SHURA Enerji Dönüşümü Merkezi, Bilkent Üniversitesi Enerji Politikaları Araştırma Merkezi desteğiyle 23 Mart tarihinde “Türkiye’nin Hidrojen Stratejisi” toplantısı düzenledi.
Üretim için en önemli unsur; maliyetlerin düşmesi
Toplantıda, SHURA tarafından yayımlanan “Türkiye’nin Ulusal Hidrojen Stratejisi için Öncelikli Alanlar” raporuyla ilgili bilgilendirmede bulunan SHURA Enerji Dönüşümü Merkezi Direktörü Değer Saygın’a göre, yeşil hidrojen kullanımının yaygınlaşması için en önemli unsur üretim maliyetlerinin düşmesi.
Türkiye’nin hidrojen üretimi için öncelikli alanlar belirlemesi gerektiğini ifade eden Saygın, “Bu süreçte kapsamlı bir strateji oluşturulması, finansman sağlanması ve hidrojenin yerli enerji dönüşümündeki rolünün belirlenmesi önemli.” dedi.
Yeşil hidrojenin özellikle enerji yoğun sektörlerde yaygınlaşması ile ithal fosil yakıtlara olan bağımlılığın azalacağına dikkat çeken SHURA’ya göre, nihai enerji talebinin yüzde 5’i yeşil hidrojenden sağlanabilir.
Yüzde 5’lik bu oran, 1,6 milyon ton yani 4,6 milyon ton eşdeğer petrol seviyesinde yeşil hidrojen anlamına geliyor ve bu üretimin gerçekleşmesi için 12 GW’lık yenilenebilir enerji kapasitesi gerekiyor. Bunların hayata geçirilmesi için de 45 milyar dolar yatırım finansmanın gerekli olacağı öngörülüyor.
Hidrojen nerelerde rol oynayabilir?
Yeşil hidrojenin üretim, binalar ve ulaştırmada rol oynayabileceği, üretim alanında özellikle çelik, çimento ve petrokimya gibi karbondan arındırılması zor sektörler için çözüm yolu olacağı düşünülüyor.
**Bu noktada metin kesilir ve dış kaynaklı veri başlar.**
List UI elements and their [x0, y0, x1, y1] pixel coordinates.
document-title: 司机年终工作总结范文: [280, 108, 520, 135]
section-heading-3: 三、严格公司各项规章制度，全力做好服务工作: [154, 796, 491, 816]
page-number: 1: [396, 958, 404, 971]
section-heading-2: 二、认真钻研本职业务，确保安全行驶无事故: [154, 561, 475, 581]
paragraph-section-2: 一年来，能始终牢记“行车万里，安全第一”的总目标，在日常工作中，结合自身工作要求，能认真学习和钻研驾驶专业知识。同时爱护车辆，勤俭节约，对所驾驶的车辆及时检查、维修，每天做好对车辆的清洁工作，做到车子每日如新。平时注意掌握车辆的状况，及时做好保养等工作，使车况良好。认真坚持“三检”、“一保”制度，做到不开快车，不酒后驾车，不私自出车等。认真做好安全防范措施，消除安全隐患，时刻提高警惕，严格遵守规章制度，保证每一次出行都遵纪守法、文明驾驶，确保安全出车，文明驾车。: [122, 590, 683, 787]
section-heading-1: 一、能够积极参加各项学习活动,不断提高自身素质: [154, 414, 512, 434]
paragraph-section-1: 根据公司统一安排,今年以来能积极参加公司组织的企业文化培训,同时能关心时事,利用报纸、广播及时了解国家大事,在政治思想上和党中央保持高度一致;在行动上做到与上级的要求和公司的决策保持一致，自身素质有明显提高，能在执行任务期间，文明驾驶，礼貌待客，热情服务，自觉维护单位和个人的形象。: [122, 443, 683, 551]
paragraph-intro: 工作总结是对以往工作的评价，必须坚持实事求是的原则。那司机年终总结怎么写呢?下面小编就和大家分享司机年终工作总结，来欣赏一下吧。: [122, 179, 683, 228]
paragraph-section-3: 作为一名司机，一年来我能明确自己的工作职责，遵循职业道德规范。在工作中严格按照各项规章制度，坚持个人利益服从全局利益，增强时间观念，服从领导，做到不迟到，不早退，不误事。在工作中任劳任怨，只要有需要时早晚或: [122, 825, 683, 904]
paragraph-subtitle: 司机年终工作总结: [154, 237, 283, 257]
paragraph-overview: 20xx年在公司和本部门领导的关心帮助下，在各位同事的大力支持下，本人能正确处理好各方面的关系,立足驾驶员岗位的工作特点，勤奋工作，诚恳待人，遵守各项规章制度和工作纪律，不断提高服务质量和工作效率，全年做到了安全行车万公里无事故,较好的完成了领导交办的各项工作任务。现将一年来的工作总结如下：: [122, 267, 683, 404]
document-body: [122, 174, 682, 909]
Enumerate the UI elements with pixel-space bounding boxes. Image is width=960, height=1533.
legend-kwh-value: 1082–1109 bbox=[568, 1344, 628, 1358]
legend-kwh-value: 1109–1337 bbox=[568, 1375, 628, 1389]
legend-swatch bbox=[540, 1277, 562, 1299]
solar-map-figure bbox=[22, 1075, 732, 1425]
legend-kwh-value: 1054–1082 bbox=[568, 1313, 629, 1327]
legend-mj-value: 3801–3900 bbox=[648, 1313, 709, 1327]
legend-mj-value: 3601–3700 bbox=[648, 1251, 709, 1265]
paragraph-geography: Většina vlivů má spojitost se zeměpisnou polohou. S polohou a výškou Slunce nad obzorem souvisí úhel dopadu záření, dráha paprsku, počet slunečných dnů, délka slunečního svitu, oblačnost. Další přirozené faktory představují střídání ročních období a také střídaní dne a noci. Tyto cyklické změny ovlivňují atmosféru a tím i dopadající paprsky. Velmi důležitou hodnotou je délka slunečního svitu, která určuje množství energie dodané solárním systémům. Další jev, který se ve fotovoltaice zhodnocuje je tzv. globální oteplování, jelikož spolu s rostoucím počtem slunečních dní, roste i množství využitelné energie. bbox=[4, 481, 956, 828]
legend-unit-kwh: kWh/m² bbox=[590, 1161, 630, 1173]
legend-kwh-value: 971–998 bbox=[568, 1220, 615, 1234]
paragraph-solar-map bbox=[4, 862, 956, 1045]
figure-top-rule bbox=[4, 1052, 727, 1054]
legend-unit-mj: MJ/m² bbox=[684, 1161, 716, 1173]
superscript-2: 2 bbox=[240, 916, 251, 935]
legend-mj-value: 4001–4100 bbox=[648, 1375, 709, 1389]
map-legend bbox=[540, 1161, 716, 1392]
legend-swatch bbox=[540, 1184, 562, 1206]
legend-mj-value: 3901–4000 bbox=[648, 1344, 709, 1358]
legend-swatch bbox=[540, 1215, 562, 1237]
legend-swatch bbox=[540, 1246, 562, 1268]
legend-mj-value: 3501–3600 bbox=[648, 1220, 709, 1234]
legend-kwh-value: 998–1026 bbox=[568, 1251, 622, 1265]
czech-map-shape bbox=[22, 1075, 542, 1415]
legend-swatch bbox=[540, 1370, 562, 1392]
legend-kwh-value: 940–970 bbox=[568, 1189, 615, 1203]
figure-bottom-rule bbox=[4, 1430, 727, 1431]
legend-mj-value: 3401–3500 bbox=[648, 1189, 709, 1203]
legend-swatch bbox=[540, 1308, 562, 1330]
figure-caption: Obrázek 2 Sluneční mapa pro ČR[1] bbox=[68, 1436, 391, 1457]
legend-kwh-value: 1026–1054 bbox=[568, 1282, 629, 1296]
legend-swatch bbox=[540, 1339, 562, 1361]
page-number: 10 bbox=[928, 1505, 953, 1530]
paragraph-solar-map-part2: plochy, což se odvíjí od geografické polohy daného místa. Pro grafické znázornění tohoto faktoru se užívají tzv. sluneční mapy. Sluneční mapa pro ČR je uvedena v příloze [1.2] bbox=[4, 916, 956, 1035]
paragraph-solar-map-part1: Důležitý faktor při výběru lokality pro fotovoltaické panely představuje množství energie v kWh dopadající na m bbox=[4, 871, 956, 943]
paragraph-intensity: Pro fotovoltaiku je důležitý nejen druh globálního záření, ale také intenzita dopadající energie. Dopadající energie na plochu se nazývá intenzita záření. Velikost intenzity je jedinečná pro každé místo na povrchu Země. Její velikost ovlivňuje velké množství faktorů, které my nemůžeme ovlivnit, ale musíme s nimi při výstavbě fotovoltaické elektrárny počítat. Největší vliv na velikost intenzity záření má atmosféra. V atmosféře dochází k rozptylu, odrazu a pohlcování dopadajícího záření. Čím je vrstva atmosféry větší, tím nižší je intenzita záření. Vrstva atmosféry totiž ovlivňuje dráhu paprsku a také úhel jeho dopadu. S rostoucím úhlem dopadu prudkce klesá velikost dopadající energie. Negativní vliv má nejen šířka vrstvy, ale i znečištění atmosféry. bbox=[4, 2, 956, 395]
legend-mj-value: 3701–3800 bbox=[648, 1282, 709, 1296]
SHURA’ya göre, küresel seviyedeki değerlendirmeler maliyet rekabet gücünün üretilen yeşil hidrojenin kilogram başına yaklaşık 2-3 dolarlık seviyede olacağını gösteriyor ve yenilenebilir enerji kaynak bazlı yeşil hidrojen, enerjiyi son tüketen sektörlerin dönüşümünde önemli bir fırsat sağlayabilir.